Il peut arriver, par la force des choses, que les valeurs ou les convictions d’un acteur politique, qu’il soit au pouvoir ou à l’opposition, entrent en dissonance avec les nouvelles visions de sa tendance politique. Dans ce cas, il peut simplement et sans aucune arrière-pensée relative aux intérêts, défecter la tendance politique à laquelle il appartenait. L’autre raison qui peut pousser à une défection c’est le conflit sur les réels besoins de la population. Individuellement, un acteur politique peut trouver que sa famille politique a perdu de vue ce qu’il conçoit comme intérêt général de la population. Dans ce cas, il peut logiquement défecter. Ces cas, et tant d’autres, qui sont passés sous silence, démontrent que la population, manipulée et intoxiquée, s’alivre à des conclusions parfois « irréfléchies » sur les phénomènes de « défection politique« .

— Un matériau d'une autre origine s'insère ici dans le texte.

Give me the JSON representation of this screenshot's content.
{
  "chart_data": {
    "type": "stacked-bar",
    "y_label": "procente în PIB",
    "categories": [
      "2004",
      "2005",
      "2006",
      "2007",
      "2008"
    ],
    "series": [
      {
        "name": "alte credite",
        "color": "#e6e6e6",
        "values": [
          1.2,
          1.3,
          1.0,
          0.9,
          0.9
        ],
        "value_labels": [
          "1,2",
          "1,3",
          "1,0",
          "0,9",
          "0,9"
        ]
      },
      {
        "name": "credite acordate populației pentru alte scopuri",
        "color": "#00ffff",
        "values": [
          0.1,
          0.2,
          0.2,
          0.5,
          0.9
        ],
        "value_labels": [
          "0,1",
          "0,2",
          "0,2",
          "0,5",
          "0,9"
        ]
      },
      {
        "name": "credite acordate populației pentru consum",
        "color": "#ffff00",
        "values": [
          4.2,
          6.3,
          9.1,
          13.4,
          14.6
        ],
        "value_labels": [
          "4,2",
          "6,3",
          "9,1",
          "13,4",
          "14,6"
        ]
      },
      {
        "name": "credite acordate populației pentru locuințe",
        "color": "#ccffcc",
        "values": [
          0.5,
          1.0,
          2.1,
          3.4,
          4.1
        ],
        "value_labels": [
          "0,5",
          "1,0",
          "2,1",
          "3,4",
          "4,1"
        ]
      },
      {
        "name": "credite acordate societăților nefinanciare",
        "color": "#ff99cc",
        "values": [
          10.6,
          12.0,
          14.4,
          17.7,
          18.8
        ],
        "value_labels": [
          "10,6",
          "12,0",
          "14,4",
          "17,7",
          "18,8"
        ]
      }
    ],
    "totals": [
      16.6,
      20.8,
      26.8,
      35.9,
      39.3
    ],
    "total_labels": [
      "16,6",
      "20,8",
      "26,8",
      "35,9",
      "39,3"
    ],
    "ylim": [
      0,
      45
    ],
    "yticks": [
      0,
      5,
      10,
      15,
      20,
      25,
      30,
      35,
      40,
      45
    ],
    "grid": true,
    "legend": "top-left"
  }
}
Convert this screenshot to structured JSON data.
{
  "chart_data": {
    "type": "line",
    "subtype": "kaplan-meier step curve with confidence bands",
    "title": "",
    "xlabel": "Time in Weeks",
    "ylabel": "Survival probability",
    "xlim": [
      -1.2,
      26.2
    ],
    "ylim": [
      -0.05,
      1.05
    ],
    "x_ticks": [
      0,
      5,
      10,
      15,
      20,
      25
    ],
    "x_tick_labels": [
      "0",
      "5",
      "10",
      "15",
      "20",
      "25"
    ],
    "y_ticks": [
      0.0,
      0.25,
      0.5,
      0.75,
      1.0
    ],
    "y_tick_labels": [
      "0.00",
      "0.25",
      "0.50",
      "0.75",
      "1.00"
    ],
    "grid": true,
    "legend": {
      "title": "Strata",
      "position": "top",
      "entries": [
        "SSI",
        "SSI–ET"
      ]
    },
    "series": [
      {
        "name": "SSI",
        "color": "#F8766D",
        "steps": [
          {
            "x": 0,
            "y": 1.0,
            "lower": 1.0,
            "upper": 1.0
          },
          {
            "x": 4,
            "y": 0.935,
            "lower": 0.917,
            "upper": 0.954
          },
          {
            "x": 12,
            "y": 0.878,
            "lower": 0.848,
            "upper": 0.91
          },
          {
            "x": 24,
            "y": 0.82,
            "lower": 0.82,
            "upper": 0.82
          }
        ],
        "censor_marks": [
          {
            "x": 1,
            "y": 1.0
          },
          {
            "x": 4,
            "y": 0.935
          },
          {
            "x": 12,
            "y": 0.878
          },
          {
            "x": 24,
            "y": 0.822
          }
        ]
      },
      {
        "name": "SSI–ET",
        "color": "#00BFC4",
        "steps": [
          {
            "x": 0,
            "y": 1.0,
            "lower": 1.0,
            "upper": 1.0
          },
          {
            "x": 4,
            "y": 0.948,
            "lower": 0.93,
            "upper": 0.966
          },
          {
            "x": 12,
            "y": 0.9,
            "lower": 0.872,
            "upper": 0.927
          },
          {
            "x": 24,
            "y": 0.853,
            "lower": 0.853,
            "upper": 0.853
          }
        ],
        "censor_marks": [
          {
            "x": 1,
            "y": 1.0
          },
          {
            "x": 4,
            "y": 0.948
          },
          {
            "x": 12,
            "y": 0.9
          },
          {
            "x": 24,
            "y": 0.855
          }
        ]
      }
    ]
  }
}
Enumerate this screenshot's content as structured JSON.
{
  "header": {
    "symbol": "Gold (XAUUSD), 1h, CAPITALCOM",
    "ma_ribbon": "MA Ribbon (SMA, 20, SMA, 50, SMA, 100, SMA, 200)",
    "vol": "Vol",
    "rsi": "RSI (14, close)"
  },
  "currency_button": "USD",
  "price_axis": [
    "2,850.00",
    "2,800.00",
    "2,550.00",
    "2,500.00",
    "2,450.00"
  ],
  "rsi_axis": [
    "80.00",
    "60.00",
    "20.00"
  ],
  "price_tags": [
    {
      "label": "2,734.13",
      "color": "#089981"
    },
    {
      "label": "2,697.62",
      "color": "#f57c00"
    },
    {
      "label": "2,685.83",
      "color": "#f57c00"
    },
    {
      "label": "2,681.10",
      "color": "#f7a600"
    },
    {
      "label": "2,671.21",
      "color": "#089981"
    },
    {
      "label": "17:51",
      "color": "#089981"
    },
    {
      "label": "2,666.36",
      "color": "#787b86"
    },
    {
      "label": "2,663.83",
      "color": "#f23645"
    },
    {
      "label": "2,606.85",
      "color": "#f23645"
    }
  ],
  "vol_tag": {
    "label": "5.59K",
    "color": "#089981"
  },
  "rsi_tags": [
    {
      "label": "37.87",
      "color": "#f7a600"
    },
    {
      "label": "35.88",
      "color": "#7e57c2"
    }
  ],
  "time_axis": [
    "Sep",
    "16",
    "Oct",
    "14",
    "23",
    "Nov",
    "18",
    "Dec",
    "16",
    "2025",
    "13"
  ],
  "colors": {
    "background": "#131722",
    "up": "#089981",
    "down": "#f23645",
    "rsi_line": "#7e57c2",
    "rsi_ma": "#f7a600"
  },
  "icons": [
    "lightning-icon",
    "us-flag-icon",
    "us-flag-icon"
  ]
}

En vrai, pour ma part, j’estime que normalement, dans une société encline au progrès, au développement, à l’évolution continue, le dynamisme, l’inconstance politique devrait être la règle. Si les hommes eux-mêmes sont dynamiques, la société aussi, pourquoi pas les acteurs politiques? J’estime donc que l’inconstance politique ou le transhumance, comme certains le disent, ne devrait pas être vue nécessairement comme un fléau. Elle n’est pas forcément la résultante d’une mauvaise éducation politique, elle est aussi la marque d’une intelligence politique, au vrai sens du terme. Cette intelligence qui se définit consensuellement comme « la capacité d’adaptation » inspire alors l’acteur politique. Il prend en compte ce facteur pour s’adapter aux nouvelles ramifications socio-politiques. Cela peut faire appel aux changements continus de camps politiques, surtout dans notre multipartisme souple et cafouillé de centaines de partis sans réels éclusiers idéologiques.